I am also pleased to see any reference made to amending section 163 of the code. As I said previously, that section dates back to 1959. I have always believed that the code is an evolutionary document which must reflect the times.
If we take a close look at section 163, which is entitled “Offences tending to corrupt morals”, we will find some archaic and startling sections more reminiscent of the 1950s. Paragraph 163(1)(b) states that it is a criminal offence to make, print, publish, distribute, sell or have in one's possession for the purposes of publication, distribution or circulation a crime comic. Yes, Mr. Speaker, a crime comic. Surely this is a bit out of sync with the times and suggests to me that section 163 needs a complete review and a complete overhaul.
Paragraph 163(1)(d) states that anyone who advertises or publishes an advertisement of any means, instructions, medicine, drug or article, intended or represented as a method of restoring sexual virility or curing venereal disease of the generative organs, is guilty of a criminal offence. This is another example of the 1950 attitudes existing in our criminal code.
Surely we have moved beyond that thinking. Section 163 is out of touch with our times. That is why I have no objection to Motion No. 69, which seeks to amend subsection 163(8) of the criminal code.
Motion No. 69 reflects the need to deal with the issue of degrading and reflects community standards and norms of today. It is in step with the times, which I support.
I would like to close by once again talking about the notwithstanding clause. It comes up many times in the debates of the House. Sometimes it is said that we should only use it in extraordinary circumstances. The constitution of the country was drafted by people from across the country. There was a very good reason the premiers in certain segments of the country insisted they would not sign the constitution, the bill of rights, unless it contained the notwithstanding clause.
We have never used it in this House and I find that rather strange. It lets the supreme court and any other court in the country know that the elected members of the House form the supreme body of this country. We have gotten away from that.
I had a debate today with a reporter who said “No, you are wrong. The supreme court runs the country”. He was serious. He really believed that the supreme court had the final say. When I brought the notwithstanding clause forward he said “But you have never used it”. He is correct.

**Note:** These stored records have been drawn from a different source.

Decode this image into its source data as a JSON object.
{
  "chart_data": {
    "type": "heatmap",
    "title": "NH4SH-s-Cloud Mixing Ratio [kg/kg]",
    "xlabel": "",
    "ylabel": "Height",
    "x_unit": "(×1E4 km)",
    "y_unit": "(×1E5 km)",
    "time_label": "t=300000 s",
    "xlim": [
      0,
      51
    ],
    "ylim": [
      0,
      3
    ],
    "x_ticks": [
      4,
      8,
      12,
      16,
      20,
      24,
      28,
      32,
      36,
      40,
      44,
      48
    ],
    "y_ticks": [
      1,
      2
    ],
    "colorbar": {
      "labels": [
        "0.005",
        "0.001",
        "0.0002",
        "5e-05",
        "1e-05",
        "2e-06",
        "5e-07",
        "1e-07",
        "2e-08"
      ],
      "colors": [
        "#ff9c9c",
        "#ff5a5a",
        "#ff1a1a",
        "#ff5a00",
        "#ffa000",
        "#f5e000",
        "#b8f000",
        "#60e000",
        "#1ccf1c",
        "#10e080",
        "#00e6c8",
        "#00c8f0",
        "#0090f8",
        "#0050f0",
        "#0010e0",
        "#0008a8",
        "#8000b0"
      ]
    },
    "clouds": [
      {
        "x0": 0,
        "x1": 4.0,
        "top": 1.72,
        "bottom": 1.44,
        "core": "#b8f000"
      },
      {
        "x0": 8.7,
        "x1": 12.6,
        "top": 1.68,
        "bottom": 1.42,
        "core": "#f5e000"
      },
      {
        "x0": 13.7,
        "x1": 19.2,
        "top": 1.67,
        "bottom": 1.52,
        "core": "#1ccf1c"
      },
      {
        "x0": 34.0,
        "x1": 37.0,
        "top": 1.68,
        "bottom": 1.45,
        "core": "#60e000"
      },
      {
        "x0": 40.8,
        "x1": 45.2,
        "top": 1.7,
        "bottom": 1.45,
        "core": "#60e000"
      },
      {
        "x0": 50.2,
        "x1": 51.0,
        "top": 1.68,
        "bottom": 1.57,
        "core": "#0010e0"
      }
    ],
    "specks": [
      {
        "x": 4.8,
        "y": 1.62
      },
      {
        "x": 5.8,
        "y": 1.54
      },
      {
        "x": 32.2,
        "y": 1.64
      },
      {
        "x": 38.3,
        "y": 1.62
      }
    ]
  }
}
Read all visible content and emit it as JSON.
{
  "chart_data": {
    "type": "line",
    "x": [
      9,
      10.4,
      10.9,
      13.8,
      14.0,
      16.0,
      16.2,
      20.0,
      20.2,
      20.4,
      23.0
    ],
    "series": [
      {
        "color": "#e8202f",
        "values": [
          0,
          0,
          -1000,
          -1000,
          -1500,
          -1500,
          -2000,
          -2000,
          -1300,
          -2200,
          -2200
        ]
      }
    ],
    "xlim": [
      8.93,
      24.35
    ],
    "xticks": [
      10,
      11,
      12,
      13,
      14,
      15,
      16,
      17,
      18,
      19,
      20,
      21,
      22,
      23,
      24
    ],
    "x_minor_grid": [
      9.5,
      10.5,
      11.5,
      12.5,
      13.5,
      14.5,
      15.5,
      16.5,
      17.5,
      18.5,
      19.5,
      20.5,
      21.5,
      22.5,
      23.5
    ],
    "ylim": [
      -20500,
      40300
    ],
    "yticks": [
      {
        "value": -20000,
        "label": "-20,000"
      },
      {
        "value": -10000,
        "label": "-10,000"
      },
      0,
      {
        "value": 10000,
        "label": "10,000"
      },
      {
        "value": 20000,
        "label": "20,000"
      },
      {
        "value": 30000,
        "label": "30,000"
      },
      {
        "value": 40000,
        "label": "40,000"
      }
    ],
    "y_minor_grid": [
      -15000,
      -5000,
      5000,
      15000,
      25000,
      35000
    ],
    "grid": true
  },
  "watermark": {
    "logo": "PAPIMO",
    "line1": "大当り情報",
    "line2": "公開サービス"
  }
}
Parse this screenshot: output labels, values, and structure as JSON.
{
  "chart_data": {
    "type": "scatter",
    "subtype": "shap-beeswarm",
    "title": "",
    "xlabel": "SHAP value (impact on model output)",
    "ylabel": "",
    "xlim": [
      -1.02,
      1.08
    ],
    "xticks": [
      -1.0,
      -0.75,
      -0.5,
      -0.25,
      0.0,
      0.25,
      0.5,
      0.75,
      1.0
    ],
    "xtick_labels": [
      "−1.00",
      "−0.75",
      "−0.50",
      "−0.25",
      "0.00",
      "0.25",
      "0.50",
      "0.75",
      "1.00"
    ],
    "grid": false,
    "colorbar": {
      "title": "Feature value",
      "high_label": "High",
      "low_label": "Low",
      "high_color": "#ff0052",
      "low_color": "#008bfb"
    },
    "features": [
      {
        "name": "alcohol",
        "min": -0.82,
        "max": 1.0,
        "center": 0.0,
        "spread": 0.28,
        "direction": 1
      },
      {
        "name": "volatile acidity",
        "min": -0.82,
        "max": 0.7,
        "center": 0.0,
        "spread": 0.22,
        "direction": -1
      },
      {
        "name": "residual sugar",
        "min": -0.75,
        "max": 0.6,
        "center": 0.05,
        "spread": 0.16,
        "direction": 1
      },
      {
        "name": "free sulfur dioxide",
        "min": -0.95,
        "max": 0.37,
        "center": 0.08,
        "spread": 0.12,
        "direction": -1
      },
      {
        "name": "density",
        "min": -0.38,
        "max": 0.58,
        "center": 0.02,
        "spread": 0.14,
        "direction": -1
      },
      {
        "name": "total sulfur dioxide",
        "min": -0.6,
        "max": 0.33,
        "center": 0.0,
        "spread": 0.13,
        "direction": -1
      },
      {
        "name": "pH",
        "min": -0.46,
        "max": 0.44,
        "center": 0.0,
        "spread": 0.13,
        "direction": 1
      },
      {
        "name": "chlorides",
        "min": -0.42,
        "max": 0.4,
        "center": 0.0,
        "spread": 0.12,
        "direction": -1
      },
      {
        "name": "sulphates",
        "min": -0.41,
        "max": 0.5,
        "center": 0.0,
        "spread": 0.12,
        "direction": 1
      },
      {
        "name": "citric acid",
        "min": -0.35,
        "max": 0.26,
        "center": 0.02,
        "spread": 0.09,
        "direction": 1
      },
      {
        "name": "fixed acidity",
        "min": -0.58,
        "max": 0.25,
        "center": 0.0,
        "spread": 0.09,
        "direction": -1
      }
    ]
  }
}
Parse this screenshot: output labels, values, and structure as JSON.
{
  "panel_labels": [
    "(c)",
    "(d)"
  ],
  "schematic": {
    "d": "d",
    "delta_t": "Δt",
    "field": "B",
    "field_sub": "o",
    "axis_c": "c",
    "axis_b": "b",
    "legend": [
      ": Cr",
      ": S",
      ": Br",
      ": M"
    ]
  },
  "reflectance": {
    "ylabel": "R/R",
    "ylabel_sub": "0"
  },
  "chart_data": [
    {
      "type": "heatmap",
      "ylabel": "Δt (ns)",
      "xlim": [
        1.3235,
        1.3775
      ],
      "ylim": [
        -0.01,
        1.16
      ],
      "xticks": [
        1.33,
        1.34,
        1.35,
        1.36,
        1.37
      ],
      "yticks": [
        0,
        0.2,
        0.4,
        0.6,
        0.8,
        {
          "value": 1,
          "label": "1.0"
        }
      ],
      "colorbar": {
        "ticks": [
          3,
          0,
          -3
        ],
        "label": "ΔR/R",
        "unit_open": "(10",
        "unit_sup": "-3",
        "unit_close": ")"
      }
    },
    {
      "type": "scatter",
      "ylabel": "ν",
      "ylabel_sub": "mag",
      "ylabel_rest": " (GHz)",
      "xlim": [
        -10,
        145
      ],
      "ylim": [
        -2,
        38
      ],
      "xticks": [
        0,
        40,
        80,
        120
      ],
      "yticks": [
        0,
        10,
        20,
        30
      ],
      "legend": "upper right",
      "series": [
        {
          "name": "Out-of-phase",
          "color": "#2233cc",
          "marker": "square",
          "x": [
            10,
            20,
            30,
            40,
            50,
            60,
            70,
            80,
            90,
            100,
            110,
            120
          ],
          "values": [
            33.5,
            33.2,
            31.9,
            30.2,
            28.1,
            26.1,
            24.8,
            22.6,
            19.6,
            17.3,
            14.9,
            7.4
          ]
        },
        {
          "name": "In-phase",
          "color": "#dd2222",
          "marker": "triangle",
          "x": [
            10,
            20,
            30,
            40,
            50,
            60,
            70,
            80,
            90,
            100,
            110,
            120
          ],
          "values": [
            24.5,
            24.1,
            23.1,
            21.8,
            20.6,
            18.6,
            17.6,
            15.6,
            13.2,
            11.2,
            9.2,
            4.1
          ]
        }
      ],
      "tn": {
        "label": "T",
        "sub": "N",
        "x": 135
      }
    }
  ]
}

Perhaps now is the time. The member for Mississauga South talked about the child pornography case. If a ruling comes down which is not agreeable to the majority of members of the House, I would hope we would have the courage to use the notwithstanding clause to make a law that the majority of members of the House would agree with. We know what the majority feel. We saw it in a letter from a number of members on the Liberal side to the Prime Minister about using the notwithstanding clause in this particular case. Yet they voted the way they had to vote when we put the motion before the House.
I know there will be a public outcry on this issue if the supreme court allows this case to go the way it has been going through the other levels of the courts, even though it was not unanimous in those courts. I read the minority decision of the Chief Justice of British Columbia, Allan McEachern. I have a lot of respect for him as a lawyer and as a judge, not only in this case but in other cases before him in British Columbia. He disagreed with the other two honourable justices in that case.
I hope his view is the one that the supreme court will take. If it does not, we must let the supreme court know that this is the supreme body of Canada, the body that makes the laws which the majority of people in the country want.
We will support the bill. We also look forward to support from the other side when that pornography issue comes down, if it is not the right decision by the supreme court.